Why are we interested ?

Cells with different mir-21 amount response differently towards the input signal and their response may represent state-switch. Therefore, cells of 2 different types can be distinguished according to their response. So an adaptive and robust network topology can be regarded as a sensitive switch and a simple sorter, which is really exciting. In addition, possible functional motifs and its mechanism are also fun.

Construction

We constructed the following circuit A ,B and C .The circuit A corresponds to the network A ,while the circuit B is the implementation of network B. Circuit C is used as a control design to testify the function of A and B.
In circuit A, as we can see, the input is miR-21, which can repress the plasmid pz371 and K1116002(The plasmid’s information can be found in parts). K1116002 induced by rtTA and Dox, serves as an auxiliary node, producing the LacI gene to inhibit the expression of EYFP. EYFP(Enhance Yellow Fluorescent Protein )is used as output. Besides, the miR-FF3 restrains the expression of LacI. The reason that we get the most of post-transcriptional control can be seen in Supplementary text.
In circuit B, however, the plasmid K1116003 does not have FF3 target, leading to the contrast between circuit A and B. We can see miR-21 can’t target at pZ349 and pZ331 in circuit C , that is, there is no input in circuit C. The miR-21, used to distinguish cancer cell from normal cells ,is endogenous in Hela cell.

Supplementary text

miRNAs function as posttranscriptional regulators which have distinguished features compared to transcriptional regulators, intervening late in gene expression process, with the capability to counteract variation from the upstream processes (Margaret et al., 2012). Research shows that while conducting experiment on an incoherent feedforward motif in mammalian cells, posttranscriptional regulation results in superior adaptation behavior, higher absolute expression levels and lower intrinsic fluctuations (Bleris et al., 2011). miRNAs can serve as buffers against variation during gene expression; transient increases in transcription factor activity would propagate to increases in target miRNA transcription while would be counteracted by increased miRNA and vice versa. Therefore, under the miRNA posttranscriptional regulation, protein output can be uncoupled from fluctuations in transcription factor concentration or activity (Margaret et al., 2012). miRNAs also possess good stability which, consistent with theoretical constraints, meets the need for enough molecules of a regulator to achieve a small reduction in the noise of a target gene (Lestas et al., 2010).

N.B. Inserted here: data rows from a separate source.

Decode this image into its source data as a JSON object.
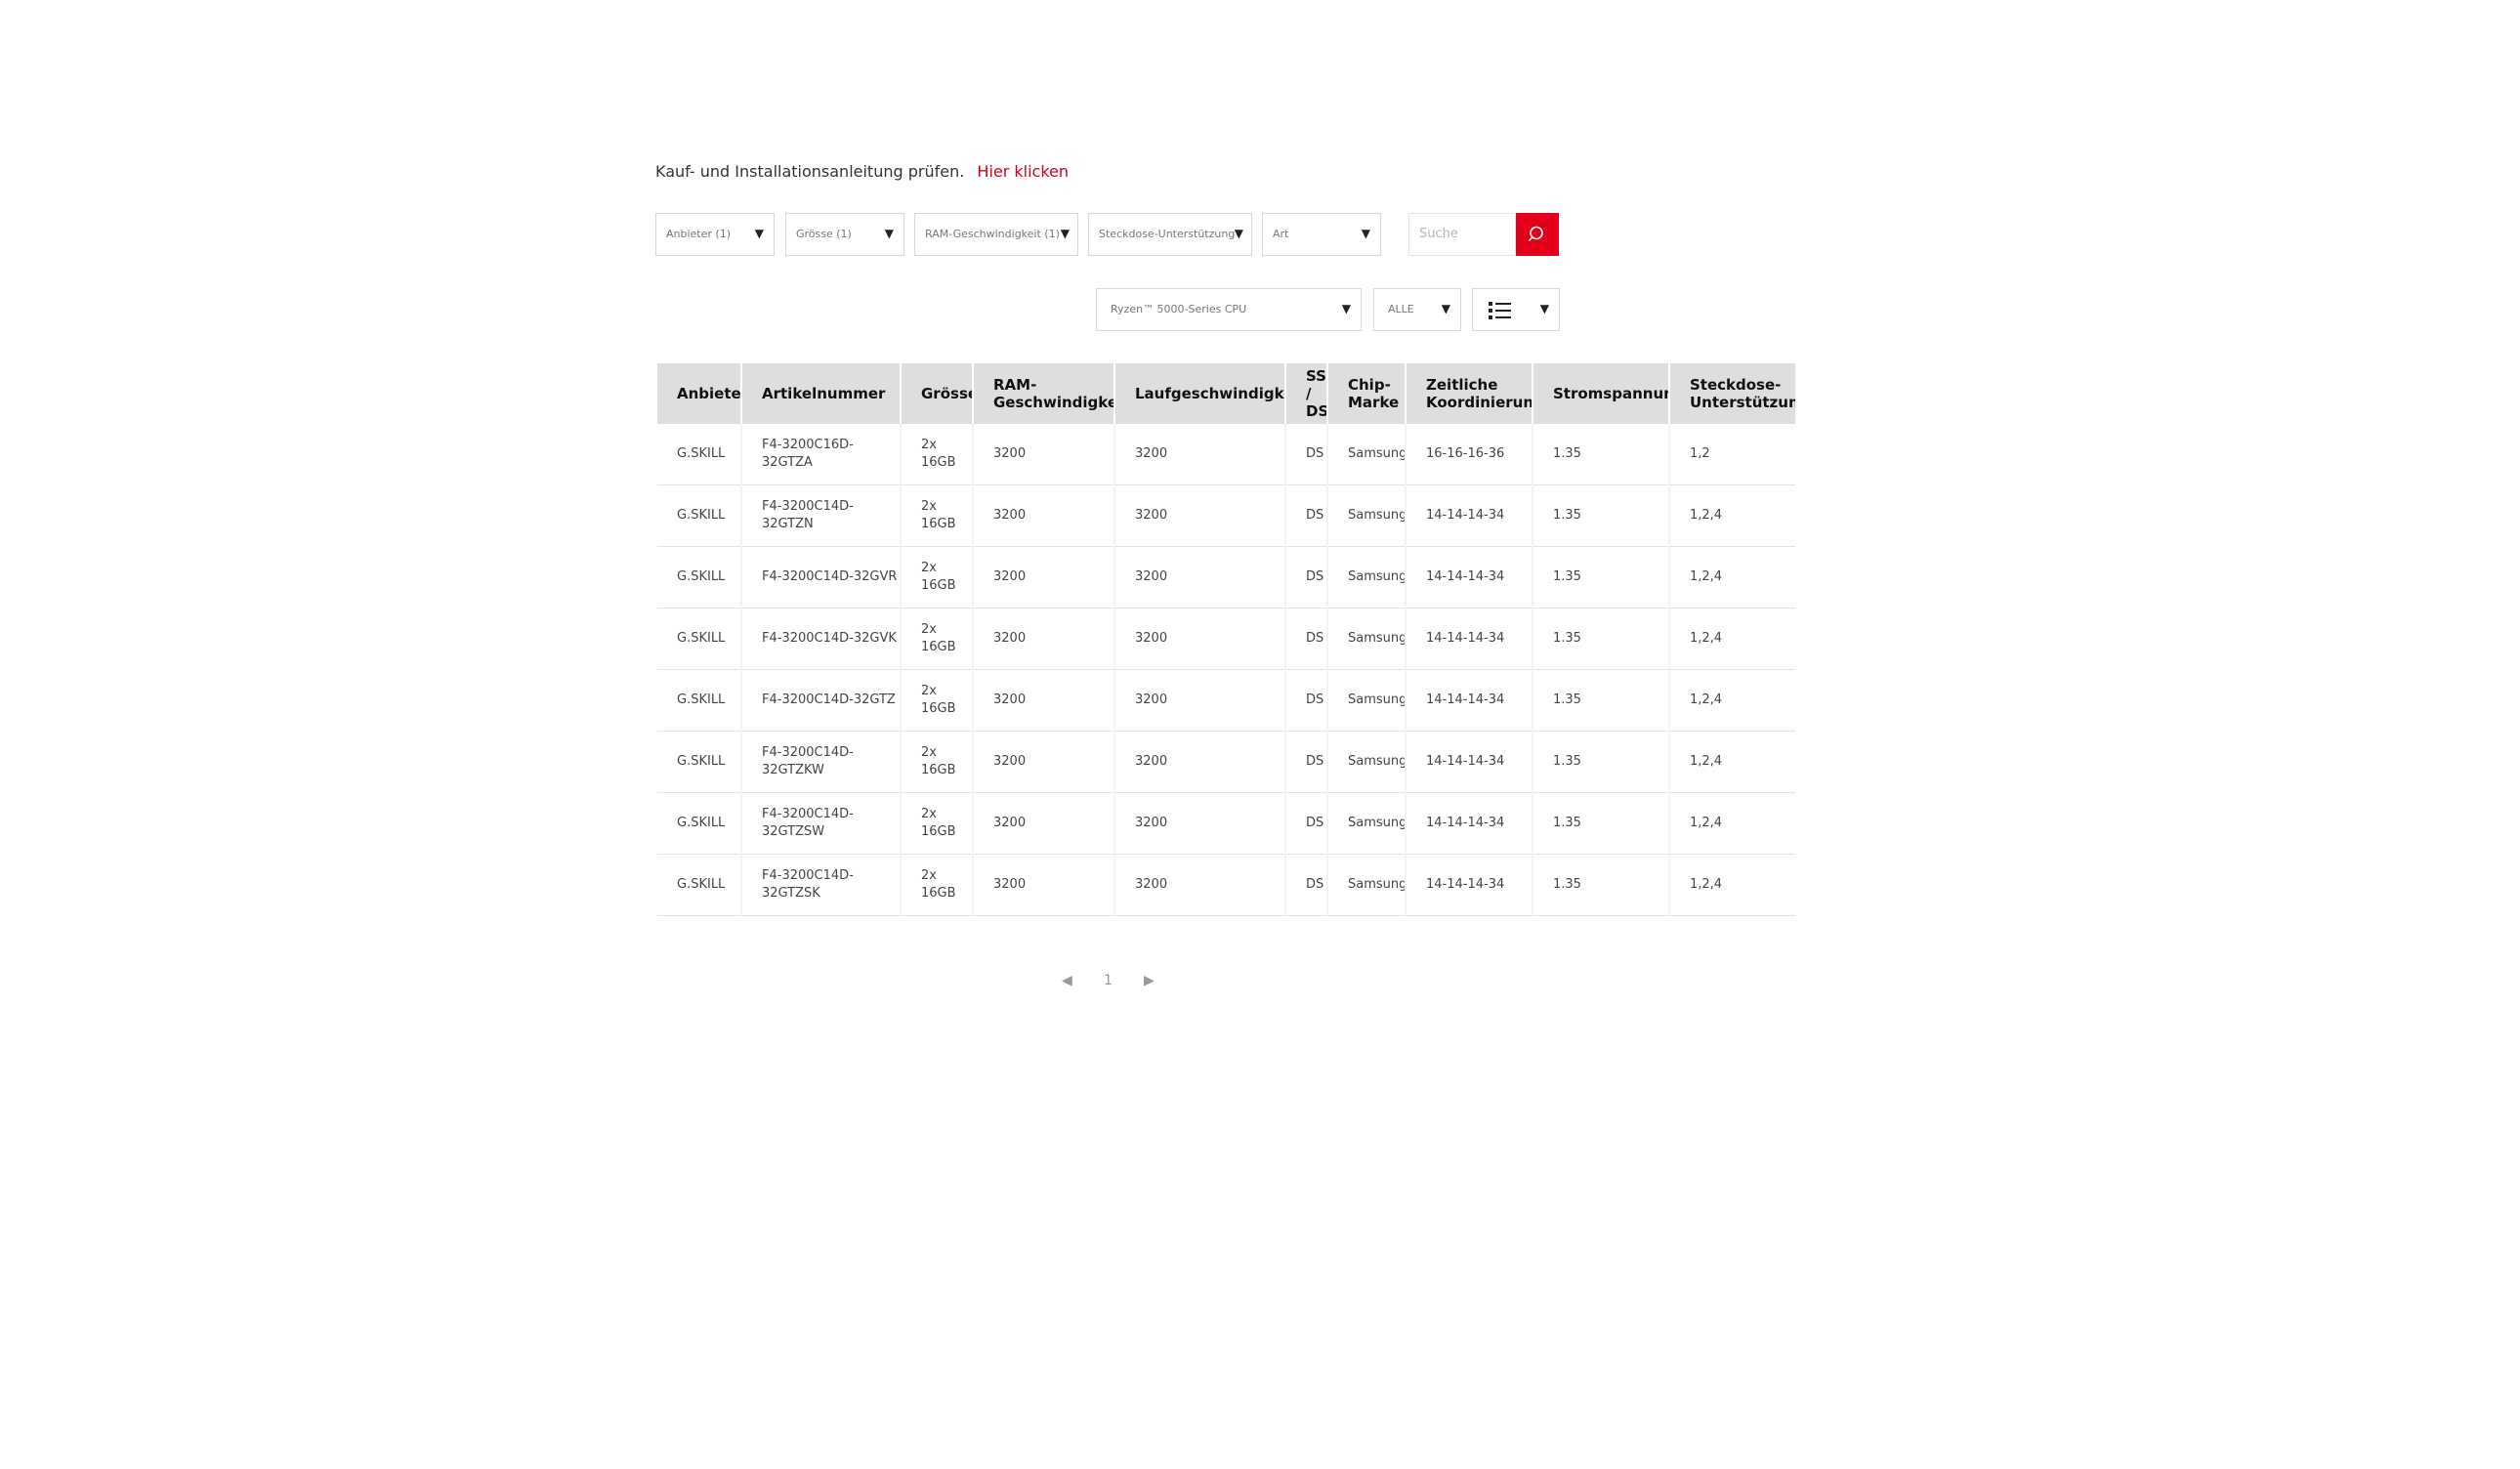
{
  "intro": {
    "text": "Kauf- und Installationsanleitung prüfen.",
    "link": "Hier klicken"
  },
  "filters": [
    {
      "label": "Anbieter (1)"
    },
    {
      "label": "Grösse (1)"
    },
    {
      "label": "RAM-Geschwindigkeit (1)"
    },
    {
      "label": "Steckdose-Unterstützung"
    },
    {
      "label": "Art"
    }
  ],
  "search": {
    "placeholder": "Suche",
    "icon": "search-icon",
    "accent": "#e3001b"
  },
  "cpu_select": {
    "value": "Ryzen™ 5000-Series CPU"
  },
  "all_select": {
    "value": "ALLE"
  },
  "view_toggle": {
    "icon": "list-view-icon"
  },
  "table": {
    "headers": [
      "Anbieter",
      "Artikelnummer",
      "Grösse",
      "RAM-Geschwindigkeit",
      "Laufgeschwindigkeit",
      "SS / DS",
      "Chip-Marke",
      "Zeitliche Koordinierung",
      "Stromspannung",
      "Steckdose-Unterstützung"
    ],
    "rows": [
      [
        "G.SKILL",
        "F4-3200C16D-32GTZA",
        "2x 16GB",
        "3200",
        "3200",
        "DS",
        "Samsung",
        "16-16-16-36",
        "1.35",
        "1,2"
      ],
      [
        "G.SKILL",
        "F4-3200C14D-32GTZN",
        "2x 16GB",
        "3200",
        "3200",
        "DS",
        "Samsung",
        "14-14-14-34",
        "1.35",
        "1,2,4"
      ],
      [
        "G.SKILL",
        "F4-3200C14D-32GVR",
        "2x 16GB",
        "3200",
        "3200",
        "DS",
        "Samsung",
        "14-14-14-34",
        "1.35",
        "1,2,4"
      ],
      [
        "G.SKILL",
        "F4-3200C14D-32GVK",
        "2x 16GB",
        "3200",
        "3200",
        "DS",
        "Samsung",
        "14-14-14-34",
        "1.35",
        "1,2,4"
      ],
      [
        "G.SKILL",
        "F4-3200C14D-32GTZ",
        "2x 16GB",
        "3200",
        "3200",
        "DS",
        "Samsung",
        "14-14-14-34",
        "1.35",
        "1,2,4"
      ],
      [
        "G.SKILL",
        "F4-3200C14D-32GTZKW",
        "2x 16GB",
        "3200",
        "3200",
        "DS",
        "Samsung",
        "14-14-14-34",
        "1.35",
        "1,2,4"
      ],
      [
        "G.SKILL",
        "F4-3200C14D-32GTZSW",
        "2x 16GB",
        "3200",
        "3200",
        "DS",
        "Samsung",
        "14-14-14-34",
        "1.35",
        "1,2,4"
      ],
      [
        "G.SKILL",
        "F4-3200C14D-32GTZSK",
        "2x 16GB",
        "3200",
        "3200",
        "DS",
        "Samsung",
        "14-14-14-34",
        "1.35",
        "1,2,4"
      ]
    ]
  },
  "pagination": {
    "prev": "◀",
    "page": "1",
    "next": "▶"
  }
}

Experimental Characterization

We took advantage of another fluorescent protein(mkate ) as reference gene, which has no influence in our design. Published literature generally supports the view that in transient transfections, fluorescence depends linearly on the copy number of transfected plasmids (Tseng et al, 1997; Pollard et al, 1998;Cohenet al,2009; Schwakeet al, 2010). While strictly speaking, this reporter level also depends on many other potentially fluctuating parameters such as global synthesis and degradation rates(Leonidas Bleris et al,2011),it is more legitimately use the normalized quotient to instead of the value of EYFP.

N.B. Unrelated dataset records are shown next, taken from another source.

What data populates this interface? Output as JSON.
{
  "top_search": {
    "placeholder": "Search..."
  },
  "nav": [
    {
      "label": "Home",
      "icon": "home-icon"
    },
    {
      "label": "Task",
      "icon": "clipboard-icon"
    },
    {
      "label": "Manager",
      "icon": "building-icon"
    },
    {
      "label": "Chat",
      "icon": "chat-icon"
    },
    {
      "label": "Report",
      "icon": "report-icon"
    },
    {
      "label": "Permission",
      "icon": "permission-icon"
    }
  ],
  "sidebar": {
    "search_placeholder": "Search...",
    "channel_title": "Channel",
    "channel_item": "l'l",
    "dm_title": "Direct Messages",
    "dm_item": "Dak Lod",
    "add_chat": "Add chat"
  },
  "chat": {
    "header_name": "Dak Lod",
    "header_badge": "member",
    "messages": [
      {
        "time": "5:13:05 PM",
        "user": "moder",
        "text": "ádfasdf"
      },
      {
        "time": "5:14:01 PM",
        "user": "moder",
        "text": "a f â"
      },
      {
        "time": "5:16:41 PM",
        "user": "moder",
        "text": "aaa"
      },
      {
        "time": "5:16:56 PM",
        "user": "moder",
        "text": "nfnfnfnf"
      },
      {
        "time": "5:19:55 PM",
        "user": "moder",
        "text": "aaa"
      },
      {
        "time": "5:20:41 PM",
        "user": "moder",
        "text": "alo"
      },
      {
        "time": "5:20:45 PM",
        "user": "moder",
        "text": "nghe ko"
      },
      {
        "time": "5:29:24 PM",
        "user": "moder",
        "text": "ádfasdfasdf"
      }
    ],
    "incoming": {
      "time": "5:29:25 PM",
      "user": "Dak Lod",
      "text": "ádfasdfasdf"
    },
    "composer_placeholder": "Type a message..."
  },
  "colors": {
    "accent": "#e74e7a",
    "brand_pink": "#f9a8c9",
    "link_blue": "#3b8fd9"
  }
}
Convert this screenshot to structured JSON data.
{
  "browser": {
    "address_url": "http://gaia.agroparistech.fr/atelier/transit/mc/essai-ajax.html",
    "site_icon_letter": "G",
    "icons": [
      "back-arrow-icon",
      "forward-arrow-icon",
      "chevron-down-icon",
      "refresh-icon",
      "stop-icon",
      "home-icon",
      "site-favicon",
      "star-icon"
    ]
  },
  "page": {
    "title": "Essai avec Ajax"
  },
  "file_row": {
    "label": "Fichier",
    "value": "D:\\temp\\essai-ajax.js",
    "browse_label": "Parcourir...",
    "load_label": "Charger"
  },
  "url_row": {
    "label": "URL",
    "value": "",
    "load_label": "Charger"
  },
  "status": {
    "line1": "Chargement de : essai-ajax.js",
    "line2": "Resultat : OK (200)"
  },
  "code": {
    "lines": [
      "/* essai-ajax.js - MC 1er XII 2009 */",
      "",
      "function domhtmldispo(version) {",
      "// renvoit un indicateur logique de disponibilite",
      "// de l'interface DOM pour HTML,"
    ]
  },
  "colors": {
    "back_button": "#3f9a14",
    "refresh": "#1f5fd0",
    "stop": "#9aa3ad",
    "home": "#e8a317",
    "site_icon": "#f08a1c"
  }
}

Apparently, the output of circuit C is lower than circuit B .Having the negative feedback compared with circuit B, the expression of EYFP in circuit A is strongest.

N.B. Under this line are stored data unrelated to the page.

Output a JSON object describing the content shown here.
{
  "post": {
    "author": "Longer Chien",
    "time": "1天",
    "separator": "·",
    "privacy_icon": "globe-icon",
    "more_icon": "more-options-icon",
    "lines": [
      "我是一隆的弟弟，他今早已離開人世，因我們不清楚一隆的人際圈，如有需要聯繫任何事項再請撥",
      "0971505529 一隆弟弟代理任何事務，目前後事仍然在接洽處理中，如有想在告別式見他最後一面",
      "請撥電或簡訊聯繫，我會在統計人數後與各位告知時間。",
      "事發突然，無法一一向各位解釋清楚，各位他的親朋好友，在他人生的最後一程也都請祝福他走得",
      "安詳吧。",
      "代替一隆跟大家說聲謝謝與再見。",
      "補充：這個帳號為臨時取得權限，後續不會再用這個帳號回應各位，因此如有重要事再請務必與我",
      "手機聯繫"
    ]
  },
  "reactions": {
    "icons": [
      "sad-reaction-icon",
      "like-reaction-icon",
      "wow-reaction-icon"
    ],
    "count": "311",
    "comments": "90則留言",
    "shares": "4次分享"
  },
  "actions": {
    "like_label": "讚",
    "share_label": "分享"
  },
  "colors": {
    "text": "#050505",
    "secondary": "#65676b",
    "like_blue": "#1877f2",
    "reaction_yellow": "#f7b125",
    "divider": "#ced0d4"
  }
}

Then we analysed the output of constructed designs varies with the DNA copy number. Facing with the difficulty of counting the copy number directly, we employed the reference gene to reflect .We think the copy number is high when the expression intensity of mkate is strong. One hundred thousand positive Hela cells was collected to obtain the relationship between EYFP and make.


From the figure 2, we learned with the increase of the expression intensity of makte, the specific valve of EYFP and mkate decreases. In another word, the circuit A’s output reaches saturation fast with the increase of copy number. We came to a conclusion circuit A’s adaptation to DNA copy number is higher than circuit B’s. So, the negative feedback works.